The Greek leaders, as evidenced by Silenus’ confession, fully imbued the idea that mere life has no inherent value, that labor and toiling were its only effects and that these were ignoble and ugly things. Life was tragic and they had utter contempt for those who simply strove to get through the day – those were for the slaves and peasants they ruled over. They aspired for κλέος, for great works and great deeds that would echo throughout time. It is this κλέος, or kleos meaning fame (infamy?), renown, or glory, which Socrates is told is the root cause of all men’s actions in Plato’s Symposium and is a central theme in the Iliad and the Odyssey. Silenus’ outlook and the lust for more were the sine quibus non for all their cultural achievement.
So, what to do with this?
Accepting Silenus’ vision of the world opens further regretful and painful verities. As Nietzsche notes in The Greek State, because life is drudgery and worthless toil, then slavery is a must for society to exist and for culture to thrive. The vast majority must be enslaved so that a higher exclusive stratum can be freed to bear and create the flowering of human achievement. Nietzsche went so far as to state that “slavery belongs to the essence of a culture.”
Is this any less true today than it was before 1865 in the USA, or 1861 in Russia, or 1833 in the UK?

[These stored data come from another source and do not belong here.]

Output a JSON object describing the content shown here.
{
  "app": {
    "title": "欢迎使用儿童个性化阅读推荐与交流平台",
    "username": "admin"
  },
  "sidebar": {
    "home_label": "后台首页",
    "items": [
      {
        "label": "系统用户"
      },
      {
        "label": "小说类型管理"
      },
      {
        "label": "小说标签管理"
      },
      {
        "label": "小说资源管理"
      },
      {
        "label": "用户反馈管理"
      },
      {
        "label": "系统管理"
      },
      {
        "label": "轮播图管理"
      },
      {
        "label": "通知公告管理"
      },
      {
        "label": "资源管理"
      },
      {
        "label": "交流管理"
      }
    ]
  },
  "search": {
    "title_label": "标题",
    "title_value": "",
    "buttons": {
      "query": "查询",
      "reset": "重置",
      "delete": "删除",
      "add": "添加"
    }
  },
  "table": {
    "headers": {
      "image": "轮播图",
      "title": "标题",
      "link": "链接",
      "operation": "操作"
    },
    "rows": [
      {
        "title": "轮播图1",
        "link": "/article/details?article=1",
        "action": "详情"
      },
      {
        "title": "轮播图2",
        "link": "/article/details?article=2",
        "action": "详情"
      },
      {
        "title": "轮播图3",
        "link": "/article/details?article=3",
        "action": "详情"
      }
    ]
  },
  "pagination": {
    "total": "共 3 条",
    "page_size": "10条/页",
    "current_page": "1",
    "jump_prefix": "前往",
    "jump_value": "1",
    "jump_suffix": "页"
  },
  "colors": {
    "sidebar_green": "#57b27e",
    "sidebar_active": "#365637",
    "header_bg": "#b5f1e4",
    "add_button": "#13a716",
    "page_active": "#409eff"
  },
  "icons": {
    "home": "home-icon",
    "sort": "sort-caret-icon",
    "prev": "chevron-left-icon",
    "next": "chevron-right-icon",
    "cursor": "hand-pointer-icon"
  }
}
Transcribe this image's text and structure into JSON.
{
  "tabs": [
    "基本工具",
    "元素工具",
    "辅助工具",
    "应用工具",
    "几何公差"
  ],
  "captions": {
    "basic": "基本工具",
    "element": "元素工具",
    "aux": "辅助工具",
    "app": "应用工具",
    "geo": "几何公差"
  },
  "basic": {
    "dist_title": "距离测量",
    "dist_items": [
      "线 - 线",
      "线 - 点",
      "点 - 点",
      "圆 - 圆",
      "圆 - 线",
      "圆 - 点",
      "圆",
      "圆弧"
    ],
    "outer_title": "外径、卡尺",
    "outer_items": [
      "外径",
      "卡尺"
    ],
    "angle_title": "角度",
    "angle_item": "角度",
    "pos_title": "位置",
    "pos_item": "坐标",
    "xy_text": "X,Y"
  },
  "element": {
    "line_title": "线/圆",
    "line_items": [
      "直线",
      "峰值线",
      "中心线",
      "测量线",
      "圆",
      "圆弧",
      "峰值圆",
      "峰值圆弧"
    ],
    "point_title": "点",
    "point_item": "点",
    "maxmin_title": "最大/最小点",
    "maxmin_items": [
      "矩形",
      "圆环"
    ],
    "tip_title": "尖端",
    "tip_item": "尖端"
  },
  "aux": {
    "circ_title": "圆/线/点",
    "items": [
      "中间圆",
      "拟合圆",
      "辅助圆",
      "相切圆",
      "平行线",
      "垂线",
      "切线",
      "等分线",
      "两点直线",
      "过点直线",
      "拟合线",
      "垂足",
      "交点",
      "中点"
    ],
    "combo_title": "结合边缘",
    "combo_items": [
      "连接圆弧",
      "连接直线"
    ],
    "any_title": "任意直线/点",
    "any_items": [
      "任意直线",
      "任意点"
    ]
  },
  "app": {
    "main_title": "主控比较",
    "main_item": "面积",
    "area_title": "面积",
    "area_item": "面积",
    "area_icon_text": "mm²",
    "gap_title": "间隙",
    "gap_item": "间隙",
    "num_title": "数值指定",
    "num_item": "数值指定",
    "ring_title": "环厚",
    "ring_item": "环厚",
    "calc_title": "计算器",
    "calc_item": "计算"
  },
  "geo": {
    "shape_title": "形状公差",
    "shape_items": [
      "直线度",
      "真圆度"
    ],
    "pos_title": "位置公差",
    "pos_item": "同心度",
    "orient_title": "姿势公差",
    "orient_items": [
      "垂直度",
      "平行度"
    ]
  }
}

Thralldom is as alive today as it ever was – physically less barbaric – but in certain subterranean ways perhaps crueler – as it gives the illusion and promise of freedom. As I have written before: you are trapped in this.
The contradiction of Silenus’ wisdom, the belief in the sanctity of life, or the idea that there is honor in labor and work is an intellectual fig leaf maintained so that the benighted canaille can go about their days of worthless toil and society can function. It is the noble lie that Plato first laid out in The Republic.[2] The exalting of life for life’s sake is slave mentality through and through – a nobler spirit would lust for higher aims.

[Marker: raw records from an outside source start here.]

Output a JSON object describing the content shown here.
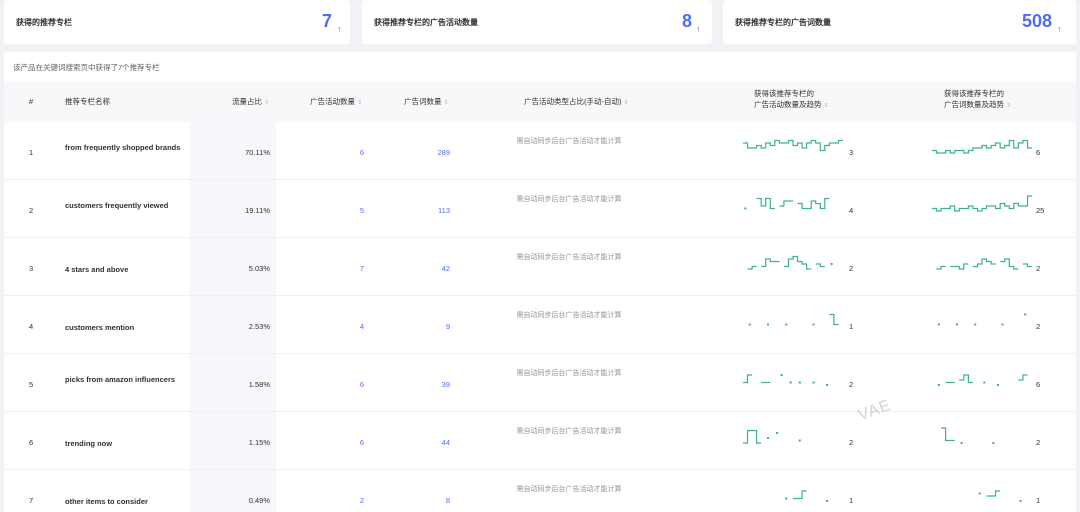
{
  "stats": [
    {
      "label": "获得的推荐专栏",
      "value": "7",
      "arrow": "↑"
    },
    {
      "label": "获得推荐专栏的广告活动数量",
      "value": "8",
      "arrow": "↑"
    },
    {
      "label": "获得推荐专栏的广告词数量",
      "value": "508",
      "arrow": "↑"
    }
  ],
  "note": "该产品在关键词搜索页中获得了7个推荐专栏",
  "columns": {
    "index": "#",
    "name": "推荐专栏名称",
    "traffic_share": "流量占比",
    "campaign_count": "广告活动数量",
    "keyword_count": "广告词数量",
    "campaign_type_share": "广告活动类型占比(手动-自动)",
    "campaign_trend_line1": "获得该推荐专栏的",
    "campaign_trend_line2": "广告活动数量及趋势",
    "keyword_trend_line1": "获得该推荐专栏的",
    "keyword_trend_line2": "广告词数量及趋势"
  },
  "sort_icon": "⇕",
  "type_placeholder": "需自动同步后台广告活动才能计算",
  "rows": [
    {
      "index": "1",
      "name": "from frequently shopped brands",
      "traffic_share": "70.11%",
      "campaigns": "6",
      "keywords": "289",
      "campaign_trend_value": "3",
      "keyword_trend_value": "6",
      "campaign_trend": [
        6,
        4,
        4,
        5,
        4,
        6,
        5,
        7,
        6,
        6,
        7,
        5,
        6,
        4,
        6,
        7,
        6,
        3,
        5,
        6,
        6,
        7
      ],
      "keyword_trend": [
        3,
        2,
        2,
        3,
        2,
        3,
        3,
        2,
        3,
        4,
        4,
        5,
        4,
        5,
        6,
        4,
        5,
        7,
        4,
        6,
        7,
        4
      ]
    },
    {
      "index": "2",
      "name": "customers frequently viewed",
      "traffic_share": "19.11%",
      "campaigns": "5",
      "keywords": "113",
      "campaign_trend_value": "4",
      "keyword_trend_value": "25",
      "campaign_trend": [
        3,
        null,
        null,
        7,
        4,
        7,
        3,
        null,
        4,
        6,
        6,
        null,
        5,
        3,
        3,
        6,
        5,
        3,
        7,
        null,
        null,
        null
      ],
      "keyword_trend": [
        3,
        2,
        3,
        3,
        4,
        2,
        3,
        3,
        4,
        3,
        2,
        3,
        4,
        4,
        3,
        5,
        4,
        3,
        5,
        4,
        4,
        8
      ]
    },
    {
      "index": "3",
      "name": "4 stars and above",
      "traffic_share": "5.03%",
      "campaigns": "7",
      "keywords": "42",
      "campaign_trend_value": "2",
      "keyword_trend_value": "2",
      "campaign_trend": [
        null,
        2,
        3,
        null,
        3,
        6,
        5,
        5,
        null,
        3,
        6,
        7,
        5,
        4,
        2,
        null,
        4,
        3,
        null,
        4,
        null,
        null
      ],
      "keyword_trend": [
        null,
        2,
        3,
        null,
        3,
        3,
        2,
        4,
        null,
        3,
        4,
        6,
        5,
        4,
        null,
        5,
        6,
        3,
        2,
        null,
        4,
        3
      ]
    },
    {
      "index": "4",
      "name": "customers mention",
      "traffic_share": "2.53%",
      "campaigns": "4",
      "keywords": "9",
      "campaign_trend_value": "1",
      "keyword_trend_value": "2",
      "campaign_trend": [
        null,
        3,
        null,
        null,
        null,
        3,
        null,
        null,
        null,
        3,
        null,
        null,
        null,
        null,
        null,
        3,
        null,
        null,
        null,
        7,
        3,
        null
      ],
      "keyword_trend": [
        null,
        3,
        null,
        null,
        null,
        3,
        null,
        null,
        null,
        3,
        null,
        null,
        null,
        null,
        null,
        3,
        null,
        null,
        null,
        null,
        7,
        null
      ]
    },
    {
      "index": "5",
      "name": "picks from amazon influencers",
      "traffic_share": "1.58%",
      "campaigns": "6",
      "keywords": "39",
      "campaign_trend_value": "2",
      "keyword_trend_value": "6",
      "campaign_trend": [
        3,
        6,
        null,
        null,
        3,
        3,
        null,
        null,
        6,
        null,
        3,
        null,
        3,
        null,
        null,
        3,
        null,
        null,
        2,
        null,
        null,
        null
      ],
      "keyword_trend": [
        null,
        2,
        null,
        3,
        3,
        null,
        4,
        6,
        3,
        null,
        null,
        3,
        null,
        null,
        2,
        null,
        null,
        null,
        null,
        4,
        6,
        null
      ]
    },
    {
      "index": "6",
      "name": "trending now",
      "traffic_share": "1.15%",
      "campaigns": "6",
      "keywords": "44",
      "campaign_trend_value": "2",
      "keyword_trend_value": "2",
      "campaign_trend": [
        2,
        7,
        7,
        2,
        null,
        4,
        null,
        6,
        null,
        null,
        null,
        null,
        3,
        null,
        null,
        null,
        null,
        null,
        null,
        null,
        null,
        null
      ],
      "keyword_trend": [
        null,
        null,
        8,
        3,
        3,
        null,
        2,
        null,
        null,
        null,
        null,
        null,
        null,
        2,
        null,
        null,
        null,
        null,
        null,
        null,
        null,
        null
      ]
    },
    {
      "index": "7",
      "name": "other items to consider",
      "traffic_share": "0.49%",
      "campaigns": "2",
      "keywords": "8",
      "campaign_trend_value": "1",
      "keyword_trend_value": "1",
      "campaign_trend": [
        null,
        null,
        null,
        null,
        null,
        null,
        null,
        null,
        null,
        3,
        null,
        3,
        3,
        6,
        null,
        null,
        null,
        null,
        2,
        null,
        null,
        null
      ],
      "keyword_trend": [
        null,
        null,
        null,
        null,
        null,
        null,
        null,
        null,
        null,
        null,
        5,
        null,
        4,
        4,
        6,
        null,
        null,
        null,
        null,
        2,
        null,
        null
      ]
    }
  ],
  "watermark": "VAE",
  "colors": {
    "accent": "#4f6bff",
    "spark": "#3cb38a"
  }
}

Eschewing this and accepting Silenus’ wisdom is the first step for those not seeking not merely a palatable existence, but an honest relationship to being; a life with the potential for daring, adventure, and achievement.
As Nietzsche put it man’s dreadful capabilities are “the fertile soil from which all humanity in feelings, deeds, and works can grow forth.” Man’s bellicosity, his lust for conquering, for the agon, for achieving and creating are the sparks of the divine – they are the sole remnants of the Godly image that man was created in – and they are the only possible things that could make life worth living.
[1] I owe this insight to a Bronze-Age minded former PhD candidate.
[2] I hesitate to believe that our effete, sere, milquetoast leadership could be accused of creating anything approaching great culture.